How can I view the Discovery blacklist?

Josh Smith · ‎12-15-2021

Hello. I have been fighting with getting consistent, SUCCESSFUL discoveries completed and it seems like there are many issues around classification and identification that are still lingering. With that being said, I have noticed a lot of inconsistencies between my test instances vs production instance in regards to successful network scans. Which has led me to wonder if I have CI's or, even complete networks that have been blacklisted for some reason. Some CI's/Networks are successful in the test instance but not in production, yet there is nothing different between the 2 as far as configuration goes.

This has been very challenging so any help would be very appreciated.

Appli · ‎12-15-2021

Hi, please check MID servers first. Do you use different MID servers (one for Test another - for Prod), if so - are they placed to the same IP segment of the Customer network and if the same IP address ranges / capabilities are specified in those MID servers?

Hope it helps

Josh Smith · ‎12-15-2021

Thank you for your reply. As I said, everything is the same on configuration. Same networks, same capabilities, etc.

Appli · ‎12-15-2021

Thank you!
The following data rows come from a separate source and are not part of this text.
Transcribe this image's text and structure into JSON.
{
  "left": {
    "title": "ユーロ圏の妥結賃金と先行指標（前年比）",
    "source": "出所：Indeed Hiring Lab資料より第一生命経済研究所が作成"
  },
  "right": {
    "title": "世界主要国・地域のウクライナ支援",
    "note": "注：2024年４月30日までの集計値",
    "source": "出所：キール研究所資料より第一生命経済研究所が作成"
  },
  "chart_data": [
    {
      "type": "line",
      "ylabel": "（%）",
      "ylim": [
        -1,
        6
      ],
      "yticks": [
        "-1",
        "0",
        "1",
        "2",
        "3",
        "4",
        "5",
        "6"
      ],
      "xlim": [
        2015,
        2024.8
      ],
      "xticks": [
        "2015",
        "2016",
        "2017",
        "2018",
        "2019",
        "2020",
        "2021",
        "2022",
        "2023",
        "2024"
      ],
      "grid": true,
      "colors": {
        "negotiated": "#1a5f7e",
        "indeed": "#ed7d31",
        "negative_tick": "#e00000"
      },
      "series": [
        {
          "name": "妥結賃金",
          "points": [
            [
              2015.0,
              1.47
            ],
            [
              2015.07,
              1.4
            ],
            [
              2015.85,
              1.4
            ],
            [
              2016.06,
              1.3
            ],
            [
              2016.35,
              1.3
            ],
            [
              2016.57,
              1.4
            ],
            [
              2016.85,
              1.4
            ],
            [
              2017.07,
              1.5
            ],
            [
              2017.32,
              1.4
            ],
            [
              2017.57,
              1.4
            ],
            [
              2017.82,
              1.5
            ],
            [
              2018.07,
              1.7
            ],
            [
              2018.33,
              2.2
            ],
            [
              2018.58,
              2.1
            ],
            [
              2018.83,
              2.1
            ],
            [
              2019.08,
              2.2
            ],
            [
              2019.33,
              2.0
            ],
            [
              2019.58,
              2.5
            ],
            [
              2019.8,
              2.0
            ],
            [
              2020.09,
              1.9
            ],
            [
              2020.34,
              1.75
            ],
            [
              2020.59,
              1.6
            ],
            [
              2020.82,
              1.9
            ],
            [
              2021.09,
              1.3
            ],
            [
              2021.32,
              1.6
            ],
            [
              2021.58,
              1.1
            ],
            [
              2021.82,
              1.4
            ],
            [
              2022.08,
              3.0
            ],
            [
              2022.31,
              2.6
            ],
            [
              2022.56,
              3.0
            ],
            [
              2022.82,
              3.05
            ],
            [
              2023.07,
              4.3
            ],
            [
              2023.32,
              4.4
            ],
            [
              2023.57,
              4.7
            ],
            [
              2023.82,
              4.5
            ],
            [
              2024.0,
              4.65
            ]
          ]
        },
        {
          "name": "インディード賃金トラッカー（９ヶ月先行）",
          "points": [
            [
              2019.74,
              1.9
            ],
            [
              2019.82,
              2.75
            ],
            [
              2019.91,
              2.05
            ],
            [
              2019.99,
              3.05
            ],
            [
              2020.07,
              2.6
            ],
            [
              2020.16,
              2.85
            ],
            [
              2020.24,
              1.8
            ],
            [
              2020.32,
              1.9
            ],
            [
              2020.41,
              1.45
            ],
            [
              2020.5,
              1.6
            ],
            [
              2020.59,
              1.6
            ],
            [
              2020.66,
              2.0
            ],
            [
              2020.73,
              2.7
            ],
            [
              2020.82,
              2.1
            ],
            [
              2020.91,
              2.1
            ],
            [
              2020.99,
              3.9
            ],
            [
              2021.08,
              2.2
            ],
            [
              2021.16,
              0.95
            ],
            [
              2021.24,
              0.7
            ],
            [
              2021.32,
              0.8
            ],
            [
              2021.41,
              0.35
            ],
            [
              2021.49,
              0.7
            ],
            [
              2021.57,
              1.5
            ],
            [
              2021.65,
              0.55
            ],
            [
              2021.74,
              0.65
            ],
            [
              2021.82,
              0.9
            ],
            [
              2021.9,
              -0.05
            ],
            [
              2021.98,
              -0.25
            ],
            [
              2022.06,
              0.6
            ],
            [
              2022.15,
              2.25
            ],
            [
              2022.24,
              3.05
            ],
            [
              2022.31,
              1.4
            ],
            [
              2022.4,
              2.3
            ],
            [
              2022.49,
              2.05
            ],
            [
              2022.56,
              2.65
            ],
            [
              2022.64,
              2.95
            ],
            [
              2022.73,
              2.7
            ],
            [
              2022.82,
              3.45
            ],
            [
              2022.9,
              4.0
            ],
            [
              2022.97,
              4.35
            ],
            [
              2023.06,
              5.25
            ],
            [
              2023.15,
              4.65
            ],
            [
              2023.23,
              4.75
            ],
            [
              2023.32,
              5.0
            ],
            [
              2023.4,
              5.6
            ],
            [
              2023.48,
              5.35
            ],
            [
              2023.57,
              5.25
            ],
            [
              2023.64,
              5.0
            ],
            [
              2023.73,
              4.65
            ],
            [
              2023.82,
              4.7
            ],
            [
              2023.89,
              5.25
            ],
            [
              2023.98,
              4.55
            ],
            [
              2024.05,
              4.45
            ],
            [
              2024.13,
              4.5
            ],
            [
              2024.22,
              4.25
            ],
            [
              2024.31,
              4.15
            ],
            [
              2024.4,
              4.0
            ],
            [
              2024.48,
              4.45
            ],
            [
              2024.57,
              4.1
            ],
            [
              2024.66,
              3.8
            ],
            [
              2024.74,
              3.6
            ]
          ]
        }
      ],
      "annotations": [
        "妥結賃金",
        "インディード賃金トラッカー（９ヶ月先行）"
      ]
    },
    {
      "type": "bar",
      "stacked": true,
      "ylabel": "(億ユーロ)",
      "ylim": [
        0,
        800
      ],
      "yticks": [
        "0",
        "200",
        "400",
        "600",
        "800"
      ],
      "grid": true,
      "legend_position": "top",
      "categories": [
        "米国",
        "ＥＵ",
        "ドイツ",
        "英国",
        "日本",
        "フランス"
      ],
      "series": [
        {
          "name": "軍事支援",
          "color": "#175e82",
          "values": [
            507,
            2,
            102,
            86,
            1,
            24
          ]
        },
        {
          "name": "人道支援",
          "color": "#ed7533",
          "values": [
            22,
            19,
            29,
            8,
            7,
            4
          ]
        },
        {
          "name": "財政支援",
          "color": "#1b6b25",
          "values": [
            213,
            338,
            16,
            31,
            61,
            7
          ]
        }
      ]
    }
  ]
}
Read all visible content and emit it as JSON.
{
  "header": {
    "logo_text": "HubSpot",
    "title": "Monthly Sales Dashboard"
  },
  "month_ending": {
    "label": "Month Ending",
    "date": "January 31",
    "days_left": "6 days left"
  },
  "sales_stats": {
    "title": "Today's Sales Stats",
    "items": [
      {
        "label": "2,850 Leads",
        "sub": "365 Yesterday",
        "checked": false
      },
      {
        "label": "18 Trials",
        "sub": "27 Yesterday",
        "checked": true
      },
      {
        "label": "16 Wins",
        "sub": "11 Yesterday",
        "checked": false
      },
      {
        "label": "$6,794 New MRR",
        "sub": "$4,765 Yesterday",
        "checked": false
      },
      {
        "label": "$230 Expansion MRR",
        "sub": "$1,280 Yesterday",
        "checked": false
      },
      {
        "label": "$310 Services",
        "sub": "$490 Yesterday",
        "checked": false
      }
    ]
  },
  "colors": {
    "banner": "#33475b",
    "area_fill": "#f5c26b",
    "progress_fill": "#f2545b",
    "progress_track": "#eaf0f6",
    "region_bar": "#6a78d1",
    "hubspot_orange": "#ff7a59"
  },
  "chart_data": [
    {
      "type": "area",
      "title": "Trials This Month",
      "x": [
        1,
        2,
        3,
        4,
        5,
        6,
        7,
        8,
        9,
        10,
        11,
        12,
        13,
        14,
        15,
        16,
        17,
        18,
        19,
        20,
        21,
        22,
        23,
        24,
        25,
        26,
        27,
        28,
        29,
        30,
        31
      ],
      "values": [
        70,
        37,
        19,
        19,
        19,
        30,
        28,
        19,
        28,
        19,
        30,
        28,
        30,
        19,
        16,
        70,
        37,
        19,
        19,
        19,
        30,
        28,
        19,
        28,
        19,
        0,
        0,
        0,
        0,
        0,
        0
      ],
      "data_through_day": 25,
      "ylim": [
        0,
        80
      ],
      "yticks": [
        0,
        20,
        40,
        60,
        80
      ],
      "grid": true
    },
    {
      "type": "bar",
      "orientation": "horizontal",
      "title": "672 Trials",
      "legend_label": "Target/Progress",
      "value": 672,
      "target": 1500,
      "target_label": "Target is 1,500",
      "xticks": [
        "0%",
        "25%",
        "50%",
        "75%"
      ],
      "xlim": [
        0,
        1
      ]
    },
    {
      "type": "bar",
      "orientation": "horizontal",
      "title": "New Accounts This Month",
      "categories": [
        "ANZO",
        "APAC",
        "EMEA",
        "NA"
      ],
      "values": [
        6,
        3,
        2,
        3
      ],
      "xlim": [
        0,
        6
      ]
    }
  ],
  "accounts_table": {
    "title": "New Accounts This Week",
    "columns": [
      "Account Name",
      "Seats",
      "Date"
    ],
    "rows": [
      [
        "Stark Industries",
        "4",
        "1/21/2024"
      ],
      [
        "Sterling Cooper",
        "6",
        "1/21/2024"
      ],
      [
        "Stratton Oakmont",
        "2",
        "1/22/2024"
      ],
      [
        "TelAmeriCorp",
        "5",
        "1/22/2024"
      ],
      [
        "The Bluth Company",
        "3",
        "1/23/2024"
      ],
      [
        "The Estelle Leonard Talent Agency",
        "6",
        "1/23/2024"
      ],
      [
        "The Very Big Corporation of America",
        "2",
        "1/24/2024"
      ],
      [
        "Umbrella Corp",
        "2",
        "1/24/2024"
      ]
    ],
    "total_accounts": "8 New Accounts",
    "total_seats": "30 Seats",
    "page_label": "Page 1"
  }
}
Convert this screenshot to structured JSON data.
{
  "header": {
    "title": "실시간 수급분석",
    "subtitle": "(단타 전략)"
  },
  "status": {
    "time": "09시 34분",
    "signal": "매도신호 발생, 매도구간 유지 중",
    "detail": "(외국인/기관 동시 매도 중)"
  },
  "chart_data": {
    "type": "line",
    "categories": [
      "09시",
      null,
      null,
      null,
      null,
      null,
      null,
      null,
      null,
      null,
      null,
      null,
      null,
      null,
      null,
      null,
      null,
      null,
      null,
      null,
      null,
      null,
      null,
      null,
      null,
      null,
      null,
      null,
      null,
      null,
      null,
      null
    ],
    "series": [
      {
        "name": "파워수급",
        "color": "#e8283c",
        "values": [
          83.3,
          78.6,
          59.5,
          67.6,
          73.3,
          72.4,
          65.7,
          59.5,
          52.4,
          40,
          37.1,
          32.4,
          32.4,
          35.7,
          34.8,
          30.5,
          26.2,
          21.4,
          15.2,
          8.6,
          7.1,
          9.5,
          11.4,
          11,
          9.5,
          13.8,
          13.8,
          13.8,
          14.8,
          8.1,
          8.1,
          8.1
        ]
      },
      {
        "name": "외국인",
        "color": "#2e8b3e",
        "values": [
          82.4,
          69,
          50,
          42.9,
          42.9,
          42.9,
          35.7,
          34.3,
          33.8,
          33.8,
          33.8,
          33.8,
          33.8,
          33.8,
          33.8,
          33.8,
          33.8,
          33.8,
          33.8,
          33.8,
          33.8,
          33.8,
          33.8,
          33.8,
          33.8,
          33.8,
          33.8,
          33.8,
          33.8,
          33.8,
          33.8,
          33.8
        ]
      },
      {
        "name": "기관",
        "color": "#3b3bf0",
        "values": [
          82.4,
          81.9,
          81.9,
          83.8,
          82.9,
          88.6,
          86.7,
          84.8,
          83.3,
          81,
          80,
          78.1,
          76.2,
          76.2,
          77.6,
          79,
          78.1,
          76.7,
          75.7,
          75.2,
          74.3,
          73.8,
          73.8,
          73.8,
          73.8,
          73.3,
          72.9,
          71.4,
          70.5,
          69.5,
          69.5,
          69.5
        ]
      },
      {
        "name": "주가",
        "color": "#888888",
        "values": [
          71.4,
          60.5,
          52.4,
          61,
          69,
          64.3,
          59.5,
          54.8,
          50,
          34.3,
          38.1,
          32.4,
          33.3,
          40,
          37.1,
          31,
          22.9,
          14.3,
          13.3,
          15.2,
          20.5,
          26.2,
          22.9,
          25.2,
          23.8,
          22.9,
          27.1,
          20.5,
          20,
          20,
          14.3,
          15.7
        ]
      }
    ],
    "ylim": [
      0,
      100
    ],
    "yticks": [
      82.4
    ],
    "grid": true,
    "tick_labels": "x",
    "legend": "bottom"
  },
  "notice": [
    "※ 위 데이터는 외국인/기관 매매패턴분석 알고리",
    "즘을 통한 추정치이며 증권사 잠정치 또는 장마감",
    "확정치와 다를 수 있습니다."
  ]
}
May you please share Ok and NOk discovery logs where the same target IP is being discovered?

Hope it helps

Josh Smith · ‎12-15-2021

Well there are 2 examples and both are different. There are 2 CI's that are skipped as "extra IP's" in production that are added in test just fine. The other example is that the networks are skipped entirely in the discovery process. The IP's are not even attempted in the logs.